Xiaomi lleva tiempo dejando claro que ya no es solo una marca de teléfonos móviles. Hoy en día, la empresa china abarca desde electrodomésticos y coches hasta diseño de chips, y ahora también se adentra en la robótica con su primer modelo de inteligencia artificial diseñado para visión, lenguaje y acción en robots, llamado Xiaomi-Robotics-0.
Este modelo es de código abierto y está disponible en plataformas como GitHub y HuggingFace. Según Xiaomi, ha sido optimizado para ofrecer un rendimiento alto y rápido, capaz de ejecutarse en tiempo real de forma fluida. No esperes que este modelo haga que un robot corra o salte como una persona, sino que ayude a robots sencillos a comprender su entorno y tomar decisiones acertadas, evitando errores como romper objetos accidentalmente.
Cuando hablamos de inteligencia artificial en robótica, no se trata solo de movimiento. Un robot debe saber, por ejemplo, que no es lo mismo agarrar un ladrillo que un gato y ajustar la fuerza que aplica. Esto implica que el robot debe interpretar lo que ve y ejecutar acciones adecuadas, entendiendo que si se trata de un objeto pesado, debe sujetarlo con más fuerza para moverlo.
Xiaomi ha obtenido resultados muy destacados en varias pruebas de rendimiento: LIBERO, que evalúa la transferencia de conocimientos; SimplerEnv, que mide el desempeño en simulaciones reales; y CALVIN, que evalúa tareas basadas en lenguaje. Según la compañía, Xiaomi-Robotics-0 alcanza altos porcentajes de éxito en tareas complejas que requieren el uso de ambas manos, como desmontar LEGOs y doblar toallas.
Para entrenar este modelo, que cuenta con 4.700 millones de parámetros, se utilizó un conjunto enorme de datos: 200 millones de pasos en trayectorias de robots, más de 80 millones de muestras de datos combinados de visión y lenguaje, incluyendo 338 horas de video de desmontaje de LEGOs y 400 horas de videos de doblar toallas.
En cuanto a resultados concretos, el modelo puede desmontar estructuras de LEGO de hasta 20 piezas, ajustar la fuerza de agarre en tiempo real para evitar fallos, doblar una toalla con una sola mano y distinguir entre dos toallas para dejar una en su lugar y doblar solo la otra. Aunque en un primer momento estas tareas parezcan simples, su aplicación tiene un gran potencial en entornos industriales y domésticos.
Lo más interesante es que este modelo demuestra capacidad para adaptarse a formas complejas e impredecibles, como una toalla arrugada en un cesto, entendiendo la “física de lo blando”. Esto podría ser útil no solo para manipular objetos cotidianos, sino también para intervenciones médicas que requieran manejar tejidos humanos, por ejemplo. En el caso de los LEGOs, no es solo desmontarlos, sino saber cómo están colocados, la fuerza y el ángulo correcto para no dañarlos — algo vital para tareas como limpiar escombros.
Tradicionalmente, los robots industriales se programan para seguir coordenadas fijas: mover algo del punto A al B. Pero un robot con una IA como la que propone Xiaomi puede aprender tareas completas, no solo movimientos, lo que abre un mundo de posibilidades.
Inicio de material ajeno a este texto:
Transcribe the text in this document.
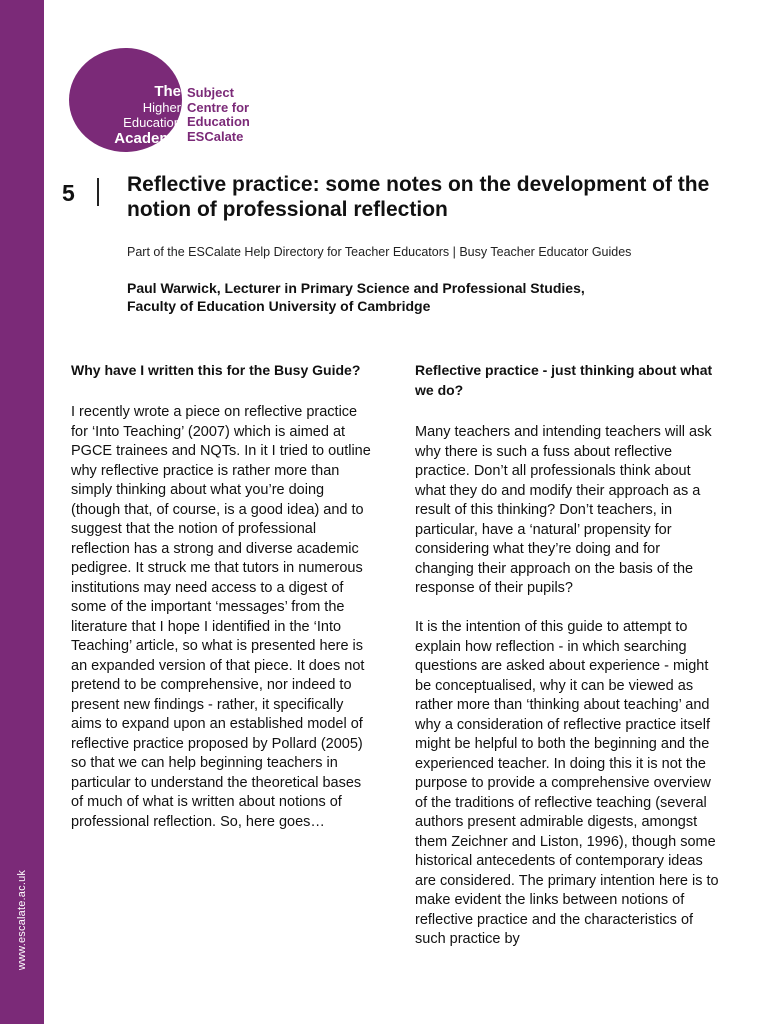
www.escalate.ac.uk
The
Higher
Education
Academy
Subject
Centre for
Education
ESCalate
5 Reflective practice: some notes on the development of the notion of professional reflection
Part of the ESCalate Help Directory for Teacher Educators | Busy Teacher Educator Guides
Paul Warwick, Lecturer in Primary Science and Professional Studies,
Faculty of Education University of Cambridge
Why have I written this for the Busy Guide?

I recently wrote a piece on reflective practice for ‘Into Teaching’ (2007) which is aimed at PGCE trainees and NQTs. In it I tried to outline why reflective practice is rather more than simply thinking about what you’re doing (though that, of course, is a good idea) and to suggest that the notion of professional reflection has a strong and diverse academic pedigree. It struck me that tutors in numerous institutions may need access to a digest of some of the important ‘messages’ from the literature that I hope I identified in the ‘Into Teaching’ article, so what is presented here is an expanded version of that piece. It does not pretend to be comprehensive, nor indeed to present new findings - rather, it specifically aims to expand upon an established model of reflective practice proposed by Pollard (2005) so that we can help beginning teachers in particular to understand the theoretical bases of much of what is written about notions of professional reflection. So, here goes…

Reflective practice - just thinking about what we do?

Many teachers and intending teachers will ask why there is such a fuss about reflective practice. Don’t all professionals think about what they do and modify their approach as a result of this thinking? Don’t teachers, in particular, have a ‘natural’ propensity for considering what they’re doing and for changing their approach on the basis of the response of their pupils?

It is the intention of this guide to attempt to explain how reflection - in which searching questions are asked about experience - might be conceptualised, why it can be viewed as rather more than ‘thinking about teaching’ and why a consideration of reflective practice itself might be helpful to both the beginning and the experienced teacher. In doing this it is not the purpose to provide a comprehensive overview of the traditions of reflective teaching (several authors present admirable digests, amongst them Zeichner and Liston, 1996), though some historical antecedents of contemporary ideas are considered. The primary intention here is to make evident the links between notions of reflective practice and the characteristics of such practice by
Imagina un futuro con robots domésticos que no solo limpian, sino que identifican objetos y saben cómo moverlos sin romperlos para limpiar a fondo.
En definitiva, Xiaomi-Robotics-0 marca un paso importante para que los robots sean más inteligentes y adaptativos, acercándonos cada vez más a máquinas capaces de interactuar con su entorno de forma segura y eficiente.